À lire le résumé du film de Atiq Rahimi, on s’attend à un récit bien pensant de la libération d’une femme afghane. En effet, quoi de plus beau que la Femme, cette émancipatrice, ce versant de l’humanité tourné vers l’avenir ? Grâce à elle, les peuples opprimés feront tomber tous les tyrans ! Non, le film ne tombe pas dans cette facilité si fréquente. Atiq Rahimi ne se sert pas de la féminité comme d’un symbole, mais il questionne au contraire son essence, quels sont ses véritables rêves. Plus généralement, il s’interroge sur la voie à suivre, une fois que la barbarie aura déserté.
Syngué Sabour est une pierre magique à laquelle on livre nos secrets, jusqu’à ce qu’elle explose et nous en délivre. Dans le récit, cette pierre de patience est incarnée par un homme tombé dans le coma après avoir reçu une balle dans la nuque. Son épouse doit donc s’occuper seule de ses deux enfants, et le film commence par nous montrer son extrême détresse. Elle n’a personne à qui parler. L’homme est allongé dans la pièce principale, et la femme prie pour qu’il revienne à la vie.
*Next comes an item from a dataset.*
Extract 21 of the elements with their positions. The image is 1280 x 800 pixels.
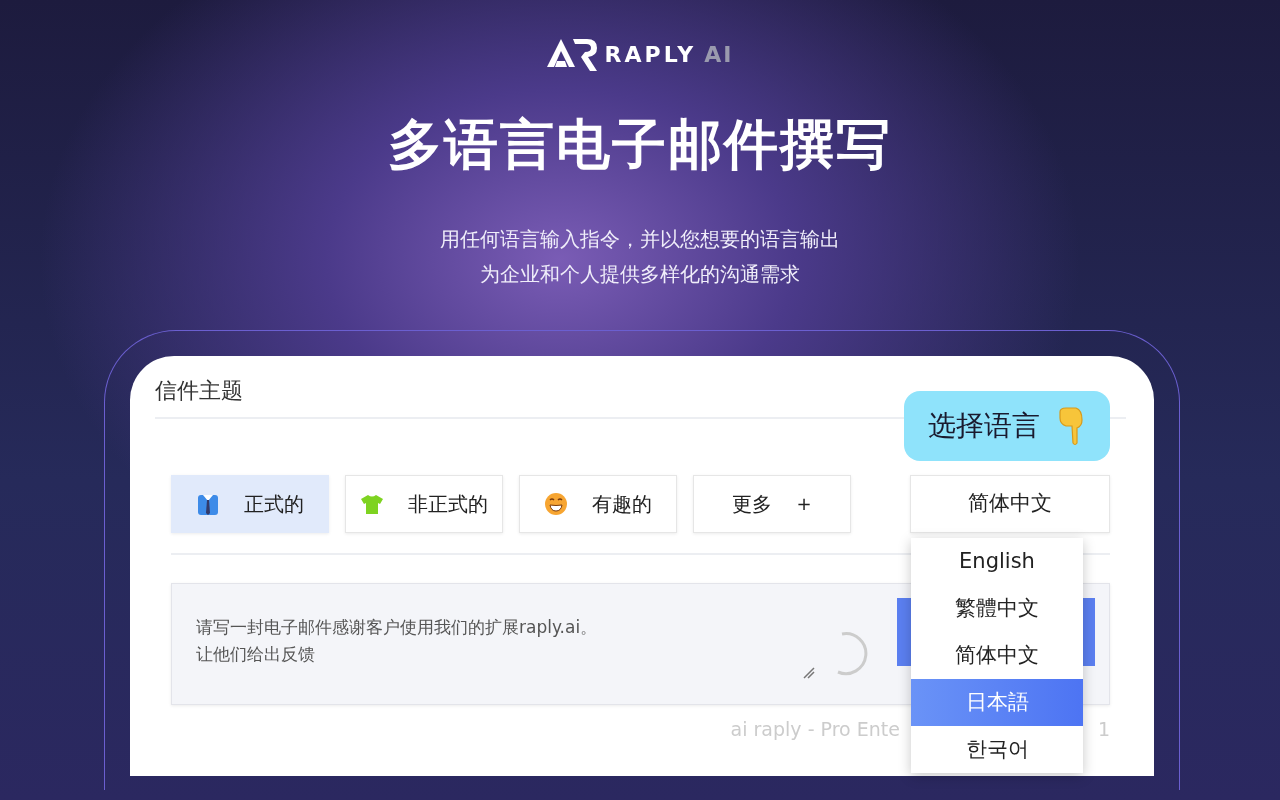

Dehors, les miliciens n’arrêtent pas de brutaliser la population, et le Mollah vient tous les jours toquer à la porte. Les prières de la femme pour que son époux inconscient guérisse et la protège se transforment en une longue confession. Elle dit ses maux à un homme devenu doux, qui n’a plus rien du mâle guerrier qu’elle a connu et qui la soumettait. Petit à petit, sa parole se libère. Tous les jours elle se livre à son mari inconscient, elle lui confesse ses désirs, lui disant qui elle est vraiment. Mais la propriété de la pierre de patience est d’exploser…
Cette femme qui parle à son mari inconscient ne fait plus face à la dictature de l’homme, mais à elle-même, à ses désirs, à ses contradictions. Le film ne libère pas une femme soumise pour la mettre dans un contexte idéal. Il se questionne plutôt sur cette liberté, ne sachant pas vraiment si une paix générale lui est tout à fait nécessaire. Il lui cherche un avenir, qui n’est pas de rejoindre l’occident. La vraie question du film, c’est ce que l’épouse peut devenir après s’être libérée.
Plus généralement, la Femme se tient aux cimes de chaque civilisation, elle est sa part prête à se faire universelle. Mais à quelle universalité pourrait tendre un peuple si longtemps martyrisé par les siens et haï du reste du monde ? Ses femmes seront sans doute, de tout ce peuple, les seules qui arriveront à nous parler.